On top of that, the store is also filled with different supplies, offers a block of the month pattern for other quilters and even has RV parking for people who want to come visit from further away.
Cole says they’ve seen people from all over the Maritimes and even other parts of Canada and the United States.
“We will guide them through fabric choices, the amounts that they will need, the colours they might want to combine, also we’ve even drawn out patterns for them and written out the pattern,” she said. “So we’re an all around quilt shop really, we offer everything, every service.”
Sally Spence was the first customer to try the long arm machine. Her husband renovated the old farm house and she is now the business’ longest employee.
“I would say to Blair, when he came home from work, ‘I don’t know what she’s thinking building a business like that in Upper Cape, that’s just not going to fly, that’s just not going to go anywhere, we just don’t have the traffic,’ but anyways I came out, she convinced me to quilt and project and I was so excited I raced right out of here to a girlfriend’s house, ‘See what I did,’” she laughed.

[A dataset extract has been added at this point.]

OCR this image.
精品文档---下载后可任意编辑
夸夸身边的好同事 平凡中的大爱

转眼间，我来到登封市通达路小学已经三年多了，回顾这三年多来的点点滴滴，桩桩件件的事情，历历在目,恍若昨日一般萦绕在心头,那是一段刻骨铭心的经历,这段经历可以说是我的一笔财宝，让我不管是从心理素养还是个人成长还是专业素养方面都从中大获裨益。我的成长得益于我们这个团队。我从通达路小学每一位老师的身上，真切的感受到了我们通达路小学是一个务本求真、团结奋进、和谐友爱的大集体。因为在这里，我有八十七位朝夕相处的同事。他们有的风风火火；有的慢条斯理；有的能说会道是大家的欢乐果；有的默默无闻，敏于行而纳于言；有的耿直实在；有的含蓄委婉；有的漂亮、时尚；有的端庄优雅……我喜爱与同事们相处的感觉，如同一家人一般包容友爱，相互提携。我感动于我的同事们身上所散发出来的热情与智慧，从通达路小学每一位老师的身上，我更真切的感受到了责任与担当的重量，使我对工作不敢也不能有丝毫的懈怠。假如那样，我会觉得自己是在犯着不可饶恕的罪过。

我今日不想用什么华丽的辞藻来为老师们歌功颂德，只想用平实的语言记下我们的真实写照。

Now, nearly a decade later, Spence works at Spruce It Up Quilts full time and has seen the business grow throughout the years.
“I would say to my girlfriends, ‘Oh, what a shame, quilting is becoming obsolete because we used to gather and hand quilt’ and then when I used the long arm I ran to my girlfriends and said, ‘Look at what I did, but I’ll still hand quilt’ and then quickly the hand quilting went to the wayside and there I was long arming everything,” she said.
Overall, the shop offers so much more than just a warm blanket.
“It’s like mental health therapy, you know, you sit down at your sewing machine and you quilt up whatever and when you’re busy doing something you don’t have time to think or dwell on all those issues that might be irritating or on your plate,” said Spence.
It also aims to bring quilters together.
On Monday, quilts were being made for Victoria’s Quilts, an organization that makes quilts for people with cancer across Canada.
“You can cure a lot with a little bit of thread and a needle,” said Cole.
In just a few hours, more than 10 quilts were completed for the organization.
In nearly 10 years since opening, the small quilting shop has helped create more than 12,000 quilts.
Cole said Spruce It Up Quilts started as a retirement project of sorts, but today that is the last thing on her mind.
“As long as my vision holds, as long as my fingers keep operating, I’ll be stitching,” she said.